Multi-encoder ConvNeXt Network with Smooth Attentional Feature Fusion for Multispectral Semantic Segmentation
Leo Thomas Ramos, Angel D. Sappa
TL;DR
MeCSAFNet introduces a dual-branch encoder–decoder framework for multispectral semantic segmentation that separately processes visible and non-visible spectral bands with ConvNeXt encoders and uses a pyramid fusion pathway augmented by CBAM and the ASAU activation to integrate spatial and spectral information. The architecture supports 4-channel RGB-NIR and 6-channel RGB-NIR+NDVI+NDWI inputs, enabling robust land-cover classification while maintaining efficiency through lightweight variants. Empirical results on Five-Billion-Pixels and ISPRS Potsdam show substantial gains over U-Net, DeepLabV3+, and SegFormer, with up to +19.62% in $mIoU$ on FPB and strong improvements on Potsdam, and with compact variants offering favorable training/inference costs. The work demonstrates the value of explicit spectral modality separation and attention-guided fusion for accurate and scalable multispectral segmentation in remote sensing, with future potential for broader spectral domains and backbone alternatives.
Abstract
This work proposes MeCSAFNet, a multi-branch encoder-decoder architecture for land cover segmentation in multispectral imagery. The model separately processes visible and non-visible channels through dual ConvNeXt encoders, followed by individual decoders that reconstruct spatial information. A dedicated fusion decoder integrates intermediate features at multiple scales, combining fine spatial cues with high-level spectral representations. The feature fusion is further enhanced with CBAM attention, and the ASAU activation function contributes to stable and efficient optimization. The model is designed to process different spectral configurations, including a 4-channel (4c) input combining RGB and NIR bands, as well as a 6-channel (6c) input incorporating NDVI and NDWI indices.

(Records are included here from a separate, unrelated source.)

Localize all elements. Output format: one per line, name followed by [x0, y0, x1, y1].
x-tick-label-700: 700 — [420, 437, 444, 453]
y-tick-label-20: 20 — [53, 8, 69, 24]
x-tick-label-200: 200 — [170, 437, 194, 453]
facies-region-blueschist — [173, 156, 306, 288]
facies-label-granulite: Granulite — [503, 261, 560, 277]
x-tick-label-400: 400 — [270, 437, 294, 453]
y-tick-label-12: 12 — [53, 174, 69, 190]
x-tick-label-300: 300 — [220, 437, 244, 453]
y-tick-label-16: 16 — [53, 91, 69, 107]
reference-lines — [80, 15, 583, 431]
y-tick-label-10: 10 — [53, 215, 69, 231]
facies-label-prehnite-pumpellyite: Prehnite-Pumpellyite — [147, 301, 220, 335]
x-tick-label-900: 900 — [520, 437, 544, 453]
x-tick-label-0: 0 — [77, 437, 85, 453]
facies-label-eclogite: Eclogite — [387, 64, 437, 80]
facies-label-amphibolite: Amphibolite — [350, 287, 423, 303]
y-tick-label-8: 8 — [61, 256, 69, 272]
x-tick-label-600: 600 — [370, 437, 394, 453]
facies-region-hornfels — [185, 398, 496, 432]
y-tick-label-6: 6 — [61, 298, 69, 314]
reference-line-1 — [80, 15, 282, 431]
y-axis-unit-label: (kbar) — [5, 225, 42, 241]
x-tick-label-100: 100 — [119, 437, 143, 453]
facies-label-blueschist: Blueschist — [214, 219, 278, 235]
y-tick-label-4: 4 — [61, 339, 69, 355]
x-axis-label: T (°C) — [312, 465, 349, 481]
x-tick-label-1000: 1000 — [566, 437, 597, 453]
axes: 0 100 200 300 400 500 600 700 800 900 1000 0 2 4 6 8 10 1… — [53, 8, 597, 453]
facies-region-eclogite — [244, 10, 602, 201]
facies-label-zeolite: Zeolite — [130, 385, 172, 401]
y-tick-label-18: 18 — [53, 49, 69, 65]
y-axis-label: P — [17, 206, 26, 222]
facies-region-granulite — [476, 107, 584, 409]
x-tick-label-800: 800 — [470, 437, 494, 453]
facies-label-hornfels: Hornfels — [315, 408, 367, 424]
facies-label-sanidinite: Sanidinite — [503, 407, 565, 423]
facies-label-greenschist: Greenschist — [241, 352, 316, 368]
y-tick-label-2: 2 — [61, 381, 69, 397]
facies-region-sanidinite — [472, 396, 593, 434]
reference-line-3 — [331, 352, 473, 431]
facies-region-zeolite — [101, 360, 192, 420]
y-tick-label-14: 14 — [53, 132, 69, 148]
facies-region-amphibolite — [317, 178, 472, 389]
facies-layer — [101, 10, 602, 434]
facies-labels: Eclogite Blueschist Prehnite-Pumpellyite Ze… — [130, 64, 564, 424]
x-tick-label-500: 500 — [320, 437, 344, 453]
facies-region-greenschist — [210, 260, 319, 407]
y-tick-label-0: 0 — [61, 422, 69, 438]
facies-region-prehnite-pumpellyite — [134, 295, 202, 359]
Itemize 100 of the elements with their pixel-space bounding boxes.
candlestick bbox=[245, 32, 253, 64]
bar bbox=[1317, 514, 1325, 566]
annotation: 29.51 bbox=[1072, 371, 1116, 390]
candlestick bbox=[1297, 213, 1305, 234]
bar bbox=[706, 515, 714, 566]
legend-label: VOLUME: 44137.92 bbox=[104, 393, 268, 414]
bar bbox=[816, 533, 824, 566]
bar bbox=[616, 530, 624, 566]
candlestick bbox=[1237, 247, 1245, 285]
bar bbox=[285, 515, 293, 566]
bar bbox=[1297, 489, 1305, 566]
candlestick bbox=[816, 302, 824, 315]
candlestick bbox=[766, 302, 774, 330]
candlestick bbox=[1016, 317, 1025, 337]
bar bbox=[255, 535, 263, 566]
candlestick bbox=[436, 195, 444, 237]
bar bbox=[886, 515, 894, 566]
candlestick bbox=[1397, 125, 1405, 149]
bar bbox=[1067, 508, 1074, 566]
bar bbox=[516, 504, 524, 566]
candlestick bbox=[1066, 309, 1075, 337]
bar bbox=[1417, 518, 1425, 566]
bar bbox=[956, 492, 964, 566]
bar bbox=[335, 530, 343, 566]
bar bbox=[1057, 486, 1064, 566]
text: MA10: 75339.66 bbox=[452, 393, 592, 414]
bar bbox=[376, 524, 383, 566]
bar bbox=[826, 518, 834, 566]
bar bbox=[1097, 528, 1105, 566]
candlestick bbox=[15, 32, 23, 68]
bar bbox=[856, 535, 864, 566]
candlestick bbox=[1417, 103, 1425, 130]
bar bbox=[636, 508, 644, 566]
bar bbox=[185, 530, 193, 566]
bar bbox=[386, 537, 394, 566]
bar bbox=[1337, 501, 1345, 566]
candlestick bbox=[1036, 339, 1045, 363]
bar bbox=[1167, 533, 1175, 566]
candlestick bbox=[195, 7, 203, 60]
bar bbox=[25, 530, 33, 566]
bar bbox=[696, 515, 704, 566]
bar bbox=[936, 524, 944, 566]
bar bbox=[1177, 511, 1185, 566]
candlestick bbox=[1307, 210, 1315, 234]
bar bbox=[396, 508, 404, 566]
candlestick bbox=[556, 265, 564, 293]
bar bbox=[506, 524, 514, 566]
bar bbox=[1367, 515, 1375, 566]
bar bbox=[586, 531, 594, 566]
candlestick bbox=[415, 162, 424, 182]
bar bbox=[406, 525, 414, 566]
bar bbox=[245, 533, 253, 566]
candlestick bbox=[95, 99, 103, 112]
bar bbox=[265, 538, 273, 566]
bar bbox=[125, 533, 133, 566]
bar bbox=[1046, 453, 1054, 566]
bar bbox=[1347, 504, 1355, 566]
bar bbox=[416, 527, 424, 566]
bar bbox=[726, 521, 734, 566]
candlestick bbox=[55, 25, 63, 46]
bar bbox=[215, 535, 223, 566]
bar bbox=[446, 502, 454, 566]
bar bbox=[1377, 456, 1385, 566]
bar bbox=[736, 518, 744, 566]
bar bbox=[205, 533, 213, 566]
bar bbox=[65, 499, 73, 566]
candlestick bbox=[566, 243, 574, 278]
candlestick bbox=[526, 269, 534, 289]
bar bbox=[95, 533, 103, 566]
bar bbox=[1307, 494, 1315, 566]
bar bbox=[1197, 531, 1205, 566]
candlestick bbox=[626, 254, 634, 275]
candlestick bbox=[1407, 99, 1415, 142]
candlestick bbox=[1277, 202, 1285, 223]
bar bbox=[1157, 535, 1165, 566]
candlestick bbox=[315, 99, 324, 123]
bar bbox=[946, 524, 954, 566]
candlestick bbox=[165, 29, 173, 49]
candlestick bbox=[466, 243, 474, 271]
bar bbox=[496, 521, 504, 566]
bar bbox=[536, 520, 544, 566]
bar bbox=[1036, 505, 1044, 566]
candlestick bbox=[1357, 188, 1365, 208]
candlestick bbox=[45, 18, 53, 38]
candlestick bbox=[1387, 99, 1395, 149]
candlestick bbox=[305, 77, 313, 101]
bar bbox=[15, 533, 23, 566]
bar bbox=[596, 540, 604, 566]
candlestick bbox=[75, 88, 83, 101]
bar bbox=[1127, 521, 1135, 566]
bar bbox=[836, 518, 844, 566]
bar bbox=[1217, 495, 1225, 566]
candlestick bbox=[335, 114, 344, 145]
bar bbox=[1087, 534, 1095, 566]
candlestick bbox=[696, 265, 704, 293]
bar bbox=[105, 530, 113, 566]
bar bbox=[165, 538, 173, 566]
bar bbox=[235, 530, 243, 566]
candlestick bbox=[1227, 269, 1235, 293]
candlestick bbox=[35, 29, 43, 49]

Experiments on the Five-Billion-Pixels (FBP) and Potsdam datasets demonstrate significant performance gains. On FBP, MeCSAFNet-base (6c) surpasses U-Net (4c) by +19.21%, U-Net (6c) by +14.72%, SegFormer (4c) by +19.62%, and SegFormer (6c) by +14.74% in mIoU. On Potsdam, MeCSAFNet-large (4c) improves over DeepLabV3+ (4c) by +6.48%, DeepLabV3+ (6c) by +5.85%, SegFormer (4c) by +9.11%, and SegFormer (6c) by +4.80% in mIoU. The model also achieves consistent gains over several recent state-of-the-art approaches. Moreover, compact variants of MeCSAFNet deliver notable performance with lower training time and reduced inference cost, supporting their deployment in resource-constrained environments.